Pour que l’avantage soit considéré comme négligeable, son montant toutes taxes comprises (TTC), dans la limite de fréquences déterminées, ne doit pas être supérieur aux montants suivants :
Typologie | Montant maximum |
Repas et collation à caractère impromptu | 30 euros dans la limite de deux par année civile |
Livre, ouvrage ou revue, y compris abonnement | 30 euros par livre, ouvrage ou revue et dans une limite totale de 150 € par année civile |
Échantillon de produits de santé à finalité sanitaire | 20 euros dans la limite de trois par année civile |
Fournitures de bureau | 20 euros au total par année civile |
Autre produit ou service | 20 euros au total par année civile |
Le deuxième arrêté fixe, pour chaque catégorie de convention et de bénéficiaire, des seuils au-delà desquels les conventions doivent faire l’objet d’une autorisation préalable. Le montant de l’avantage est entendu toutes taxes comprises (TTC).

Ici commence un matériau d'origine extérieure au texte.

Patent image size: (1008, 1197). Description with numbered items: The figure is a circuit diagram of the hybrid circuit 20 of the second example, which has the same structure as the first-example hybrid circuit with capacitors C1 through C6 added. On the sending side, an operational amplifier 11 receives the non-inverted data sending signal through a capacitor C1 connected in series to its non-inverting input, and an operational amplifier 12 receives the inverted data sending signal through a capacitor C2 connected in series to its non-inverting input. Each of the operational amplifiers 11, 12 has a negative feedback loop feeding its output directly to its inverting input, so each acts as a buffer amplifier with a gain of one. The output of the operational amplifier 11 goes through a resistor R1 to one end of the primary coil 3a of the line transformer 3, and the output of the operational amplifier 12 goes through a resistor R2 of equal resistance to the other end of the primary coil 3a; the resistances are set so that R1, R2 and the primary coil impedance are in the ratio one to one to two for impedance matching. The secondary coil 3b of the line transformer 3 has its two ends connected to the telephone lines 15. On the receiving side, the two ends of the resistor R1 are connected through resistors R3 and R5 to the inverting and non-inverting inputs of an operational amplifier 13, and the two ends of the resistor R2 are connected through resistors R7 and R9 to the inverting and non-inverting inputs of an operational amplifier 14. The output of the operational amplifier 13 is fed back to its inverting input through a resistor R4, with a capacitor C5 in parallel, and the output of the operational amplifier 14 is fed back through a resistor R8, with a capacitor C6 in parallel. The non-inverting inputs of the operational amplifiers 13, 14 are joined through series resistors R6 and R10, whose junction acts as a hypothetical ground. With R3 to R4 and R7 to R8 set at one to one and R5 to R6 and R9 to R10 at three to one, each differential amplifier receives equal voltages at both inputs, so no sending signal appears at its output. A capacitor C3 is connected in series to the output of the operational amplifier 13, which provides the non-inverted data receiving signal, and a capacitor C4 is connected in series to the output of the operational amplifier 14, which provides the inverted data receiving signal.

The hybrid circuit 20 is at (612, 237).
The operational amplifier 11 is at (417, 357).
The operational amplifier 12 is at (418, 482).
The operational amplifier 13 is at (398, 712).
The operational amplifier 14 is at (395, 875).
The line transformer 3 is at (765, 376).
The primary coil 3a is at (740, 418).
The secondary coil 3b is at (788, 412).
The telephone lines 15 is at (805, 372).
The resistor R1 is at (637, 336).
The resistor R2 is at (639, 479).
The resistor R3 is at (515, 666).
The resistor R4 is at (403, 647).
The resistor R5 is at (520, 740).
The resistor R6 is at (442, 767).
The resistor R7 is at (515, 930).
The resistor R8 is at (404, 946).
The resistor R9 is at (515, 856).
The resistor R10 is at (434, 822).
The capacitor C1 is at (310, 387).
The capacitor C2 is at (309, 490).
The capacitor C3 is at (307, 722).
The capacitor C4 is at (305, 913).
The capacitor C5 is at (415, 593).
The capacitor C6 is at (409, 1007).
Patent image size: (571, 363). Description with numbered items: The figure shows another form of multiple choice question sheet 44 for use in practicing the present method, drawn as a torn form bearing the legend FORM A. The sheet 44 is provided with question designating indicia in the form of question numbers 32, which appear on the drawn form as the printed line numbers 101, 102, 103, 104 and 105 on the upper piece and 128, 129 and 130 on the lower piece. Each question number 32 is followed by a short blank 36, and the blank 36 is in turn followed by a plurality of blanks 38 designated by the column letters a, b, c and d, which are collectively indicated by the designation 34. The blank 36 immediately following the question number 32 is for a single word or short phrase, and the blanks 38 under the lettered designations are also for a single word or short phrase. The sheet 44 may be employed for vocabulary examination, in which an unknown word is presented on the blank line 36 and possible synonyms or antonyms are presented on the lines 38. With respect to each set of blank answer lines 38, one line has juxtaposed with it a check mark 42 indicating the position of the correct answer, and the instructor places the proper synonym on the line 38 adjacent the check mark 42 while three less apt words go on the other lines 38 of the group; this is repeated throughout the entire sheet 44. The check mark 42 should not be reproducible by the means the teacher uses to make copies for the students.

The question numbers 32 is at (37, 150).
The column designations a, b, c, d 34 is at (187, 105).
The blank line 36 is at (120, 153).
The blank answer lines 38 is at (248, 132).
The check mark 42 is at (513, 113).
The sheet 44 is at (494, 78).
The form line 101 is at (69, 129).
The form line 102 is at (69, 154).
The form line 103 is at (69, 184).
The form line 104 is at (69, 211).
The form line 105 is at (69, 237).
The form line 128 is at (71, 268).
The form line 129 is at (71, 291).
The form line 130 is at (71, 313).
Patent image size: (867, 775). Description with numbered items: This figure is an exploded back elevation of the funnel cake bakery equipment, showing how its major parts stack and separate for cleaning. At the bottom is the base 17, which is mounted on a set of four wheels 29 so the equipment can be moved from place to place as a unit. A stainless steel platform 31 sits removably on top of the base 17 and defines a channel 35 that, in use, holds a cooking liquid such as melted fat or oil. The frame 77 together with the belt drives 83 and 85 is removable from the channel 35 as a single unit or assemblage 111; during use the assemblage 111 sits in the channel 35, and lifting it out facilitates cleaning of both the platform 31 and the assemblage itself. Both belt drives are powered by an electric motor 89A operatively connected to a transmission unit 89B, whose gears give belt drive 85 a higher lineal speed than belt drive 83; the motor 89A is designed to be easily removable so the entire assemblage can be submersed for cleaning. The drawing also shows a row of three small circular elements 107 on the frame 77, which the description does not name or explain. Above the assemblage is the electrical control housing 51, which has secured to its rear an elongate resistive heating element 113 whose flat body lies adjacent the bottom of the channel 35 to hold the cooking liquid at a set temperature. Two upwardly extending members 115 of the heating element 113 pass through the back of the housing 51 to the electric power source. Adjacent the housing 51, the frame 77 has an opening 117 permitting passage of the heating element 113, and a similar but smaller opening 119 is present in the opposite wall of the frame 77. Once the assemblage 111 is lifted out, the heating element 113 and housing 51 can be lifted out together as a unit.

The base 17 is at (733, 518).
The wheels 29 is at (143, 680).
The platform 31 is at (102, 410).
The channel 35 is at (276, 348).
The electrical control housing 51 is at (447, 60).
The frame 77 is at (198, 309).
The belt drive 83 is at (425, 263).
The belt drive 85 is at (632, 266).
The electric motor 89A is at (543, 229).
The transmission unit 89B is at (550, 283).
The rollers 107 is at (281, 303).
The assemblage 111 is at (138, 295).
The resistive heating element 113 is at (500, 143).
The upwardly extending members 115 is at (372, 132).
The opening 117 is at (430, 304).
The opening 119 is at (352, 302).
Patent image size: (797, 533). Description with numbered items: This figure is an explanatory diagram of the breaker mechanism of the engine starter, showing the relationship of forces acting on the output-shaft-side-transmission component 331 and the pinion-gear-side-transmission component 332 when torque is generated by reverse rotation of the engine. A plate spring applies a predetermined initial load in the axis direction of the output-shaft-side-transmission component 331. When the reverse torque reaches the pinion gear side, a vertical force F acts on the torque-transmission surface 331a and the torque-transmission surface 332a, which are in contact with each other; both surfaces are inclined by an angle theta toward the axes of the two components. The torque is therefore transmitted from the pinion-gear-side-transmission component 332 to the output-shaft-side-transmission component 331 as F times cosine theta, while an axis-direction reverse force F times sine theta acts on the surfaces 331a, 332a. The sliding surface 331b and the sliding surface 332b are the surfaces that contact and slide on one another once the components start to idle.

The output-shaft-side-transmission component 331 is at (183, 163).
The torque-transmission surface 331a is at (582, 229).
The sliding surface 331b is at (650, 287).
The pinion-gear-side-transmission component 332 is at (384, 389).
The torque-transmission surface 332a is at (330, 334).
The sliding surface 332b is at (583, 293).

Ainsi, pour les avantages bénéficiant aux professions médicales ou professions d’auxiliaires médicaux, les seuils sont les suivants :
Typologie | Seuils |
Rémunération nette, indemnisation et défraiement d’activités de recherche, de valorisation de la recherche, d’évaluation scientifique, de conseil, de prestation de services ou de promotion commerciale | 200 € par heure, dans la limite de 800 € par demi-journée et de 2 000 € pour l’ensemble de la convention |
Dons et libéralités destinés à financer exclusivement des activités de recherche, de valorisation de la recherche ou d’évaluation scientifique | 5 000 € |
>Hospitalité offerte lors de manifestations à caractère exclusivement professionnel ou scientifique, ou lors de manifestations de promotion des produits ou prestations | 150 € par nuitée, 50 € par repas et 15 € par collation, et 2 000 € pour l’ensemble de la convention incluant le coût des transports pour se rendre sur le lieu de la manifestation. Les frais d’inscriptions aux manifestations peuvent être pris en charge en sus de ce montant, et doivent faire l’objet d’une demande d’autorisation à partir de 1 000 €. |
Financement ou participation au financement d’actions de formation professionnelle ou de développement professionnel continu | 1 000 € |
Pour les avantages bénéficiant aux étudiants, quelle que soit la profession à laquelle ils se destinent et la nature de la dérogation, les seuils sont les suivants :
Typologie | Seuils |
Rémunération nette, indemnisation et défraiement d’activités de recherche, de valorisation de la recherche, d’évaluation scientifique, de conseil, de prestation de services ou de promotion commerciale | 80 € par heure, dans la limite de 320 € par demi-journée et de 800 € pour l’ensemble de la convention |
Dons et libéralités destinés à financer exclusivement des activités de recherche, de valorisation de la recherche ou d’évaluation scientifique | 1 000 € |
Pour les avantages bénéficiant aux associations, les seuils sont les suivants :
Typologie | Seuils |
Rémunération nette, indemnisation et défraiement d’activités de recherche, de valorisation de la recherche, d’évaluation scientifique, de conseil, de prestation de services ou de promotion commerciale | 200 € par heure, dans la limite de 800 € par demi-journée et de 2 000 € pour l’ensemble de la convention |
Dons et libéralités destinés à financer exclusivement des activités de recherche, de valorisation de la recherche ou d’évaluation scientifique | 8 000 € |
Dons et libéralités destinés à une autre finalité en lien avec la santé | 1 000 € |
Dons et libéralités bénéficiant à des associations déclarées d’utilité publique, y compris ceux destinés à financer exclusivement des activités de recherche, de valorisation de la recherche ou d’évaluation scientifique | 10 000 € |
L’ensemble de ces dispositions entreront en vigueur le 1er octobre 2020.
On soulignera que les décisions de l’autorité compétente pourront être contestées devant les juridictions administratives.